BROADVIEW HEIGHTS, Ohio (AP) _ Good news, or bad? President Bush and Democrat John Kerry had differing takes Saturday about the vitality of the nation's jobs market _ a question that's heating
Saturday, September 4th 2004, 11:42 am
By: News On 6
BROADVIEW HEIGHTS, Ohio (AP) _ Good news, or bad? President Bush and Democrat John Kerry had differing takes Saturday about the vitality of the nation's jobs market _ a question that's heating up this year's race for the White House.
Bush, campaigning in Ohio _ a pivotal state that has lost tens of thousands of manufacturing jobs, says a new U.S. employment report offers positive news to voters worried about jobs.
``The economy is growing, Bush said at an ``Ask President Bush'' event in Broadview Heights, noting the national unemployment rate dipped to 5.4 percent in August.

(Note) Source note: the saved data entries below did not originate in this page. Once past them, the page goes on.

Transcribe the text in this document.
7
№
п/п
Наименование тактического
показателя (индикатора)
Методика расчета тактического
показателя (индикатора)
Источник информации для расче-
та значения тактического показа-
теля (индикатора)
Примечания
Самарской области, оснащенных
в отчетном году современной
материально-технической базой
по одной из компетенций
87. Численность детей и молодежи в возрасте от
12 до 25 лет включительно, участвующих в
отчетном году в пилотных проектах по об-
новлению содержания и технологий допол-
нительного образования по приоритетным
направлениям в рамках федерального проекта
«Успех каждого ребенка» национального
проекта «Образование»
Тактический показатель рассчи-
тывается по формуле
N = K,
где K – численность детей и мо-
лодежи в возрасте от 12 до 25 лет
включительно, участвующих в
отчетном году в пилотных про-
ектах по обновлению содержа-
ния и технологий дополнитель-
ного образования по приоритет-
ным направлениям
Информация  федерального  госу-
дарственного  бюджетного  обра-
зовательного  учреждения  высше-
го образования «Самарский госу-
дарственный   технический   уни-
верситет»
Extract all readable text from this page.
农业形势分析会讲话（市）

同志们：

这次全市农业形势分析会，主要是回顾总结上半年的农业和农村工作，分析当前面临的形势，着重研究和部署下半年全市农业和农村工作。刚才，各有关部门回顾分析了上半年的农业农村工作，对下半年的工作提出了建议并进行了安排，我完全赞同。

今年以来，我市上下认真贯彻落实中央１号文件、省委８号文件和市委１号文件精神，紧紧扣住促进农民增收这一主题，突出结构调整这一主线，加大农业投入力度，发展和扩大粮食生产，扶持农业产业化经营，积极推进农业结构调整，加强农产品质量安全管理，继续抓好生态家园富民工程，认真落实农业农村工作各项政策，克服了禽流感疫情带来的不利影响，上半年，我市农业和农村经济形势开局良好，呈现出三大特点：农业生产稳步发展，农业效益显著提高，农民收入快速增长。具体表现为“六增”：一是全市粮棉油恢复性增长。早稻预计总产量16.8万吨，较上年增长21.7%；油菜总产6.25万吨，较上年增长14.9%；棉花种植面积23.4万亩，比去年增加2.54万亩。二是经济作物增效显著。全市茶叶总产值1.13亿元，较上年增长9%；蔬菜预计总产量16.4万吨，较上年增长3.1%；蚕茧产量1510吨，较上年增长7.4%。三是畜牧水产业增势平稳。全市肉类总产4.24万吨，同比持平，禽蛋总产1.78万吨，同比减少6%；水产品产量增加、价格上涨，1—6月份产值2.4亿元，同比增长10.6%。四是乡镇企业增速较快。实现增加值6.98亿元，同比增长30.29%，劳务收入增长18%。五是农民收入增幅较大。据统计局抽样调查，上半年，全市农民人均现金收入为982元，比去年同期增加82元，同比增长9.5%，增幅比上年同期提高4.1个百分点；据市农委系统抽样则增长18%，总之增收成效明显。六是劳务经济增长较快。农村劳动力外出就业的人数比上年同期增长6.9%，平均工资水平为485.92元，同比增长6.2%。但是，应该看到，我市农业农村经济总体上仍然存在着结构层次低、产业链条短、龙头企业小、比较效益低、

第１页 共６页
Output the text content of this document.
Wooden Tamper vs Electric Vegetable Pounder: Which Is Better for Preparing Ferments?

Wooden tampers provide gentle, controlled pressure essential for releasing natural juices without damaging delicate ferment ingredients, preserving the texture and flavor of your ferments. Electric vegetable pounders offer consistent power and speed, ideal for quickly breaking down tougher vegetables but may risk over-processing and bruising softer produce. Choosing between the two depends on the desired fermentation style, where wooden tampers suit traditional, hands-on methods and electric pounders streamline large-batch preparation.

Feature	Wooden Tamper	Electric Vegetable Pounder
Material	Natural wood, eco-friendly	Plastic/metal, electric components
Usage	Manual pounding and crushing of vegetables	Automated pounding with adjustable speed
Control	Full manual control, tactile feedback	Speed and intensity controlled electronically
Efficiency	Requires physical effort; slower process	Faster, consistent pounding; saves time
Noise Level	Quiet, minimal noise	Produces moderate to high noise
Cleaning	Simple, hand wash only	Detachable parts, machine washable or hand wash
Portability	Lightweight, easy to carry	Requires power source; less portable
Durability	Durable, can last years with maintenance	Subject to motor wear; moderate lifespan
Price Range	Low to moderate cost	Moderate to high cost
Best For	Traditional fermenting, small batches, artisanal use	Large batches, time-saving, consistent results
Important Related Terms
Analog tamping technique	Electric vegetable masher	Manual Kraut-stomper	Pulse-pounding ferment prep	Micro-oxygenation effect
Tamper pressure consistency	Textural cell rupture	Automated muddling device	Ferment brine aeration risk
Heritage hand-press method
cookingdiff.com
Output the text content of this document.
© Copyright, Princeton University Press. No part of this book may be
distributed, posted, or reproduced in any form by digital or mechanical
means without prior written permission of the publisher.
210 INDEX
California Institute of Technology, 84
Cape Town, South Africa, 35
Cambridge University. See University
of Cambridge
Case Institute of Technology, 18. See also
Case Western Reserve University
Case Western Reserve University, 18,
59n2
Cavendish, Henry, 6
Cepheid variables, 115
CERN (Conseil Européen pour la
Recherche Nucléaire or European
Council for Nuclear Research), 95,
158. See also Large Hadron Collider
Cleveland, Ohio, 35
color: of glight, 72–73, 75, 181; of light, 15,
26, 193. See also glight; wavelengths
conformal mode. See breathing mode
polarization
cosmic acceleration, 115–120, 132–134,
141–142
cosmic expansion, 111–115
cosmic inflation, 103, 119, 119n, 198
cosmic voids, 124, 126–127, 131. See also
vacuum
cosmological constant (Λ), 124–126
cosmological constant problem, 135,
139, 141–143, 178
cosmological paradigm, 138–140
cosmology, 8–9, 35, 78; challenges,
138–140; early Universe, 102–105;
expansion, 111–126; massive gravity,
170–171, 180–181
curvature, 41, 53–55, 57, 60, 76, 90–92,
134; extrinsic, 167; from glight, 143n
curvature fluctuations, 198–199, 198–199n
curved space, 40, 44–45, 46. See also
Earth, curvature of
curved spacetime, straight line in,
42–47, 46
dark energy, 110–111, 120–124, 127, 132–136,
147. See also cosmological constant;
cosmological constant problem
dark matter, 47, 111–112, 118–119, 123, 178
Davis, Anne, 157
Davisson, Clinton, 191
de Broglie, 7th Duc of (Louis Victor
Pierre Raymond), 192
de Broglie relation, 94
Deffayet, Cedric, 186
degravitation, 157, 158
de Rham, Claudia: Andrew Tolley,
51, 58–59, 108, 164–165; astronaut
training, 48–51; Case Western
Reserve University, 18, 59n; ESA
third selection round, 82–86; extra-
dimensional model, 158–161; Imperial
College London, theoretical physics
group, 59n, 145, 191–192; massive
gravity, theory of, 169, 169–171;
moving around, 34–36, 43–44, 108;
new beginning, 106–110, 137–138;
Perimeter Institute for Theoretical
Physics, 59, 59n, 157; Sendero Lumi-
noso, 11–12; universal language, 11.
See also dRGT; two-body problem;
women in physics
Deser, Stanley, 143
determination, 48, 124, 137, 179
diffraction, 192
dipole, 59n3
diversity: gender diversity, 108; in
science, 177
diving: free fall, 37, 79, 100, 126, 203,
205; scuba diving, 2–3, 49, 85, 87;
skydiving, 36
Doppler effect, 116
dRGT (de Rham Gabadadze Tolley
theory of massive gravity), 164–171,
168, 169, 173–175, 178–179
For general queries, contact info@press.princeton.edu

But he acknowledged the state has been hit hard with job losses. ``Ohio has got pockets of unemployment that are unacceptable,'' Bush said in a county where just one in three voters backed him in 2000
Kerry, also in Ohio this Labor Day weekend, questioned Bush's claims that the economy is improving, saying a weak jobs market shows the president is out of touch with average families. Kerry's campaign noted that the dip in the unemployment rate occurred because 152,000 people dropped out of the labor force.
``If President Bush thinks this is good enough, then he just doesn't get it,'' Kerry said. ``It's very clear that his economic policies have failed the American middle class.''
In August, 144,000 new jobs were added, bringing the total in the last 12 months to 1.7 million. But there are still 913,000 fewer workers on payrolls than when Bush took office.
Jobseekers have been struggling with the bumpy labor market recovery. There were 8 million people unemployed in August, with an average duration of 19 weeks without work, up from 18.6 weeks in July.
Bush has opened up a double-digit lead in a second poll released after the wrap-up of the Republican National Convention. The Newsweek poll showed Bush at 52 percent, Democrat John Kerry at 41 percent and independent Ralph Nader at 3 percent.
Kerry had a 49-42 edge while Nader had 3 percent in a Newsweek poll released right after the Democratic National Convention.
The poll of 1,008 registered voters was taken Thursday and Friday and has a margin of sampling error of plus or minus 3 percentage points.
Bush made an unscheduled stop on his bus tour at the Chagrin Falls Popcorn Shop, where he ordered a vanilla custard.
Asked about new polls that show him surging ahead of Kerry, Bush shrugged and said: ``I've got a lot of work to do.''
Bush won Ohio's 20 electoral votes in 2000, as has every other Republican ever elected president. Voters in Ohio have picked the winning presidential candidate in every election since 1964. Bush is vulnerable this election because the state has lost more than 200,000 jobs there since he took office.
``The world is changing dramatically for American workers,'' Bush said in his weekly radio address Saturday. ``The global market is expanding, creating new markets for our goods and new competition for our people. Workers are changing jobs more often, and they need new skills to stay ahead.''
Like Bush, Kerry used the Democrats' weekly broadcast to press his case on jobs.
``President Bush is now certain to be the first president since Herbert Hoover and the Great Depression who didn't create a single new job,'' he said.
``We need to put Americans back to work to get the American economy working,'' Kerry said. ``And not just in any jobs but in good jobs that actually let you pay your bills and build your dreams.''
Sen. John Edwards, Kerry's running mate, was on a bus tour Saturday through Wisconsin. Vice President Dick Cheney planned an afternoon rally in New Mexico.